3) La misère des émigrants -> explosion de la douleur et de la révolte à la fin du texte -> Les émigrants sont animalisés (preuves à citer) : déshumanisation et humiliation (au sens propre ce mot signifie que l’on est rabaissé plus bas que terre) -> Leurs conditions de vie et d’hygiène sont lamentables (puanteur, faim…) mais les « gens riches », en haut, ne semblent pas touchés par la présence de cet autre monde que découvre Pierre, mais qu’eux ignorent. -> C’est une vision pathétique et tragique de l’humanité qui apparaît au fil du texte, vision insupportable pour Pierre (il fuit à la fin) => sentiment de désespoir et d’impuissance qui éclate dans ce monologue intérieur choquant = révolte du médecin incapable de sauver cette humanité déshéritée, ces « gueux ». => les souffrances intimes de Pierre, liées à l’héritage de son frère et au secret de sa mère, paraissent bien dérisoires comparées à celles des émigrants qui partent pour essayer de survivre à la misère qu’ils ont connue en Europe.
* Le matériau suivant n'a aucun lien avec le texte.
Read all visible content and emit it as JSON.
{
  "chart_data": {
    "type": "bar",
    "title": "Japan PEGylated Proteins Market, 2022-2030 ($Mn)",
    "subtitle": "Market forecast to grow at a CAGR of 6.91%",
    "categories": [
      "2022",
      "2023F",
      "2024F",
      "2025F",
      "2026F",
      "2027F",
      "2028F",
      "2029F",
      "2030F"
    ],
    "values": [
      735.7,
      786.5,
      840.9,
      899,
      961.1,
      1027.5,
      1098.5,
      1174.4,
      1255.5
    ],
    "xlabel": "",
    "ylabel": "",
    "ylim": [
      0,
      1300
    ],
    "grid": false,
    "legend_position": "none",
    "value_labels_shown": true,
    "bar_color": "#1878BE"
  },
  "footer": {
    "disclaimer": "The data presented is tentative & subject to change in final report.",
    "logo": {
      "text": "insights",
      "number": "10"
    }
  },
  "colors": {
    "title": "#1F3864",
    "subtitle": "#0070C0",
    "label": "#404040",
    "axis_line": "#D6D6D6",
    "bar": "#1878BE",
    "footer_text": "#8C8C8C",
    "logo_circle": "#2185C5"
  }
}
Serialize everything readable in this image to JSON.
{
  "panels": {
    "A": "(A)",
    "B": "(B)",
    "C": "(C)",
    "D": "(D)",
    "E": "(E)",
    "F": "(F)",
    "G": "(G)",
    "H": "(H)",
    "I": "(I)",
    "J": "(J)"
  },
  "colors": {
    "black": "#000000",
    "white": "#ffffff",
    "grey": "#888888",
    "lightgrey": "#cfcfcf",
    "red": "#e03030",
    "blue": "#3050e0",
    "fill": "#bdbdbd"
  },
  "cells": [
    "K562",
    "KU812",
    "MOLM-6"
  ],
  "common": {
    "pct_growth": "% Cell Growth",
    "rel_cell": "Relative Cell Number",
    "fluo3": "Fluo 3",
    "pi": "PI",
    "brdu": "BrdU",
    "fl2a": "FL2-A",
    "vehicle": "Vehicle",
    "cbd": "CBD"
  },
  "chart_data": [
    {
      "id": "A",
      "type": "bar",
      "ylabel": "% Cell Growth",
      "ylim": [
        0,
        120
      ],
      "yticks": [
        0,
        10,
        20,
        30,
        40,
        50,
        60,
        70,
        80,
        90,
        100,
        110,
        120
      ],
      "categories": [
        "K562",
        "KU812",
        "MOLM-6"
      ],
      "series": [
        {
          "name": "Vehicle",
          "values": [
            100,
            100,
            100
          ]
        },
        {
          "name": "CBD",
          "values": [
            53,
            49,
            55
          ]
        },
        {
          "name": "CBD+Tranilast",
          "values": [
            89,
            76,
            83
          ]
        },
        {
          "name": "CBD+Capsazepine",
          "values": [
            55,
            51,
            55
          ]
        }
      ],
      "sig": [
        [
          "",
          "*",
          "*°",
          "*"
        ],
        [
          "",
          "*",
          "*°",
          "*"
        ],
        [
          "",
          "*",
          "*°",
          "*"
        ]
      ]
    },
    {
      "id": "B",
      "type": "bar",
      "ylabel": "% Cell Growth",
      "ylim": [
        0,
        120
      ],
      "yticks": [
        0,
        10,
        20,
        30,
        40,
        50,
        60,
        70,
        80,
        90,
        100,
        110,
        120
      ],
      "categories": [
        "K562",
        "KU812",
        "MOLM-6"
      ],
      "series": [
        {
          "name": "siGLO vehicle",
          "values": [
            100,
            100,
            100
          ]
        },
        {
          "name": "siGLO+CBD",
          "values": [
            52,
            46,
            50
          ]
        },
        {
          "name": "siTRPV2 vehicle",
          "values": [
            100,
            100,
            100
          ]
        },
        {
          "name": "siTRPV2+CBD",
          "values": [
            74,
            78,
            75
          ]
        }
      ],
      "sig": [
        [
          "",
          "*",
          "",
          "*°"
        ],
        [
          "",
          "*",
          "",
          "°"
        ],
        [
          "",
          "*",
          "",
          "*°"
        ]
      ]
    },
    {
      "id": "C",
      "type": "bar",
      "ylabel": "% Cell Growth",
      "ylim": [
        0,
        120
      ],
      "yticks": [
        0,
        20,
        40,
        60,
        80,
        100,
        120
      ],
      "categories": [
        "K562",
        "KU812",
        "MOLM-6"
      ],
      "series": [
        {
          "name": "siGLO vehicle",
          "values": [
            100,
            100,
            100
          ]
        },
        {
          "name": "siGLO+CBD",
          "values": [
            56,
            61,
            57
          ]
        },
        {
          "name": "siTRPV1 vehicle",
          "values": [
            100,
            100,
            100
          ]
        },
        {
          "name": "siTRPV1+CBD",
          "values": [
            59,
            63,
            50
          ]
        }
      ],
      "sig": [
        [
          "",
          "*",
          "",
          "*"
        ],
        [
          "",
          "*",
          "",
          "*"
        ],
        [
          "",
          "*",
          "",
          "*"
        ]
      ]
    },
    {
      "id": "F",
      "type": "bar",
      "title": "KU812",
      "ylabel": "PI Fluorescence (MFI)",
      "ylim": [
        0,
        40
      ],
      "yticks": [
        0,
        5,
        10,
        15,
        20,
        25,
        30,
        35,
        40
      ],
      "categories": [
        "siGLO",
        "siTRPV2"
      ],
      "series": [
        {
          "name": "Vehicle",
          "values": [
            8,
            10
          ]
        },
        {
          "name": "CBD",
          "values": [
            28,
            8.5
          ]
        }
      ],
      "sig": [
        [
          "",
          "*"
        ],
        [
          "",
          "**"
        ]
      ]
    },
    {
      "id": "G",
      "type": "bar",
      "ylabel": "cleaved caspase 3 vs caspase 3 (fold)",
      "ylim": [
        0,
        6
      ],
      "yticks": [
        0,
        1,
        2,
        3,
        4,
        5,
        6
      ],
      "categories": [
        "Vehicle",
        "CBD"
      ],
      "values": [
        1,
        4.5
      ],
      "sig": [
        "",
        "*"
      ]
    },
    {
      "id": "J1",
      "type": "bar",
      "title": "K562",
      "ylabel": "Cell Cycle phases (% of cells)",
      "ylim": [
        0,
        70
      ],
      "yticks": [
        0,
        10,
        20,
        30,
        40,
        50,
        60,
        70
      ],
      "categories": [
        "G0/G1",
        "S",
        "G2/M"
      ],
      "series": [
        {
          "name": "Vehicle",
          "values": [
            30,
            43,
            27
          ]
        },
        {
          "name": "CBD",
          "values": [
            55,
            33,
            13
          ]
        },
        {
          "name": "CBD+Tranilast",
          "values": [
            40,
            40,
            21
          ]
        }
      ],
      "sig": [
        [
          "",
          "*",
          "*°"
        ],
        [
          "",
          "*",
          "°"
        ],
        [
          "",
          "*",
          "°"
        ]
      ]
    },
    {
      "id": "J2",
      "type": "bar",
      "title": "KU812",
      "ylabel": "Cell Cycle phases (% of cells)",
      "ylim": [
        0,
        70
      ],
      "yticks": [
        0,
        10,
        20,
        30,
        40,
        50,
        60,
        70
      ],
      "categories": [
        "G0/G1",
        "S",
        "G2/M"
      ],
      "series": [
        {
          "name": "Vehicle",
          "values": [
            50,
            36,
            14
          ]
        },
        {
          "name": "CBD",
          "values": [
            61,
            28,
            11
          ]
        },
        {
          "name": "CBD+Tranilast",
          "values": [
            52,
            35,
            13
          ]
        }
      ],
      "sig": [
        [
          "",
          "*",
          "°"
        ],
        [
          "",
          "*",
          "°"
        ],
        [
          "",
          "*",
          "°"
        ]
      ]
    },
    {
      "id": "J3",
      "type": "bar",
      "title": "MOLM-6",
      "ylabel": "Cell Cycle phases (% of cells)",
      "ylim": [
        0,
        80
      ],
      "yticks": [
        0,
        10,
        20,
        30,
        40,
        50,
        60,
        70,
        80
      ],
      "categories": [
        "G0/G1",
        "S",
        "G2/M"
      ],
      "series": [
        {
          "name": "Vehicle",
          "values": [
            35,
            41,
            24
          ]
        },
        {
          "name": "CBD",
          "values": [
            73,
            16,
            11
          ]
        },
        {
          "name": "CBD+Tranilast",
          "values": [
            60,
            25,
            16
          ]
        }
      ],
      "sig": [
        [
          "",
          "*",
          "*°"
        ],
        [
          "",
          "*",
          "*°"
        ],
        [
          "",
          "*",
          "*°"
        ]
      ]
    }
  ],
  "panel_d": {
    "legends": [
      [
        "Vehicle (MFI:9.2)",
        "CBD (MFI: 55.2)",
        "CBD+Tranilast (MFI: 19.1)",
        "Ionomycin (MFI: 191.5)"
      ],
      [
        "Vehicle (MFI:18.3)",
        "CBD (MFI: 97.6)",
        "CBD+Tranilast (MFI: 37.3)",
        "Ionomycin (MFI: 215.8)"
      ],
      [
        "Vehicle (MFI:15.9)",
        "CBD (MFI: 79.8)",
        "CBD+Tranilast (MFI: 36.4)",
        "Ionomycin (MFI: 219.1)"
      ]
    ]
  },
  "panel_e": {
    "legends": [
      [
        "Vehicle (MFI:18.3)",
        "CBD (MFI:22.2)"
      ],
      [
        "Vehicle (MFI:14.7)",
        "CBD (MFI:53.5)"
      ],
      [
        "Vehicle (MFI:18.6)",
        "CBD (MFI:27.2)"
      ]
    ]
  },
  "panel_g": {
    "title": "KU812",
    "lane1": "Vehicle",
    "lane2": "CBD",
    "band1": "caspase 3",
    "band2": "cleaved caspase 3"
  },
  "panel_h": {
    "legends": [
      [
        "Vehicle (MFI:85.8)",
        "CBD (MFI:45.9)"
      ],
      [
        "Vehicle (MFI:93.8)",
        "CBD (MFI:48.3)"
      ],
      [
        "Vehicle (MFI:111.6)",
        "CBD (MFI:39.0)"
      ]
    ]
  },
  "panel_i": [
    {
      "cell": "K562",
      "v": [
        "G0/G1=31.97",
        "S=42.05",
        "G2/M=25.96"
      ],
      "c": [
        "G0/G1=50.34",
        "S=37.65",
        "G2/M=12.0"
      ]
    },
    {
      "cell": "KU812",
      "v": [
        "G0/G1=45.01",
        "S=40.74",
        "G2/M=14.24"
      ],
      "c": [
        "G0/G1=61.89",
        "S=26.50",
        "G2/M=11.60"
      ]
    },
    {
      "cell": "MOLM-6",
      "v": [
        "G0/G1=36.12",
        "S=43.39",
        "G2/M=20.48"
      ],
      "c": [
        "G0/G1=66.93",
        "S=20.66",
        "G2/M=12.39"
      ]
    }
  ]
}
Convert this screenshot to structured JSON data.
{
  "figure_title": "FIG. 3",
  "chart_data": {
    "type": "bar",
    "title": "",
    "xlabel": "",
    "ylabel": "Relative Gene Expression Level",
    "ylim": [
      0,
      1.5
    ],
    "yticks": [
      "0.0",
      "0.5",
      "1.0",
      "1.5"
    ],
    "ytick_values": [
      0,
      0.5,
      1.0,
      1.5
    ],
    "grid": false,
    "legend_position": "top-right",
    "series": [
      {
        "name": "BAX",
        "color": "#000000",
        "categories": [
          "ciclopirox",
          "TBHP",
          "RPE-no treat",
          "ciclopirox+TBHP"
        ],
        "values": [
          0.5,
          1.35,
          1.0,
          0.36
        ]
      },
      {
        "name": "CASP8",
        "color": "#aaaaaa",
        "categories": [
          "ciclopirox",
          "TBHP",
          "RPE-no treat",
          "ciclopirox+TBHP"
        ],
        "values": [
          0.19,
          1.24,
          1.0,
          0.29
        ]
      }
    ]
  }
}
[Conclusion] ① [Bilan] Grâce à ce texte, nous voyons à quel point le roman réaliste est porteur d’un regard subjectif sur la société et suscite notre réflexion sur la condition humaine. Maupassant ne se contente pas de décrire simplement l’organisation d’un bateau transatlantique reliant à son époque Le Havre à New York. En mêlant le point de vue interne de son personnage et le point de vue omniscient, surplombant, du narrateur, il peint une scène vivante et réaliste du départ du navire, mais il présente aussi une image symbolique des clivages sociaux, sans pour autant donner une leçon au lecteur. Comme son personnage, le narrateur observe les hommes, il ausculte la société tel un médecin au chevet de son patient, et transmet cette vision avec son style personnel. Ici le lecteur ne peut qu’être touché par la révolte de Pierre saisi par le contraste violent entre ces deux humanités, contraste encore vivace aujourd’hui. ② [Ouverture 1] Ces mêmes sujets, les inégalités sociales, la misère des migrants, seront abordés plus tard au cinéma, sur le mode burlesque dans des films de Chaplin, comme La Ruée vers l’Or, The immigrant ou The Kid ou plus récemment sur le mode tragique, dans Rêves d'or (La jaula de oro) un film dramatique hispano-mexicain de Diego Quemada-Diez, sorti en 2013 qui retrace l’épopée malheureuse de trois jeunes migrants guatémaltèques rêvant eux aussi de gagner les États-Unis pour y trouver une vie meilleure. [Ouverture 2] On retrouve de nombreux points communs entre ce texte et celui de Le Clézio tiré de son roman Désert, qui figure dans notre corpus : la gare de Marseille est aussi un lieu symbolique, un microcosme, le rêve des migrants y est évoqué de la manière la plus tragique, et le point de vue interne se mêle également au point de vue du narrateur. Cependant le contraste n’est pas le même : chez Le Clézio, la noirceur des villes s’oppose au personnage lumineux de Lalla qui représente le désert, une nature éloignée de la civilisation urbaine, corruptrice et mortifère.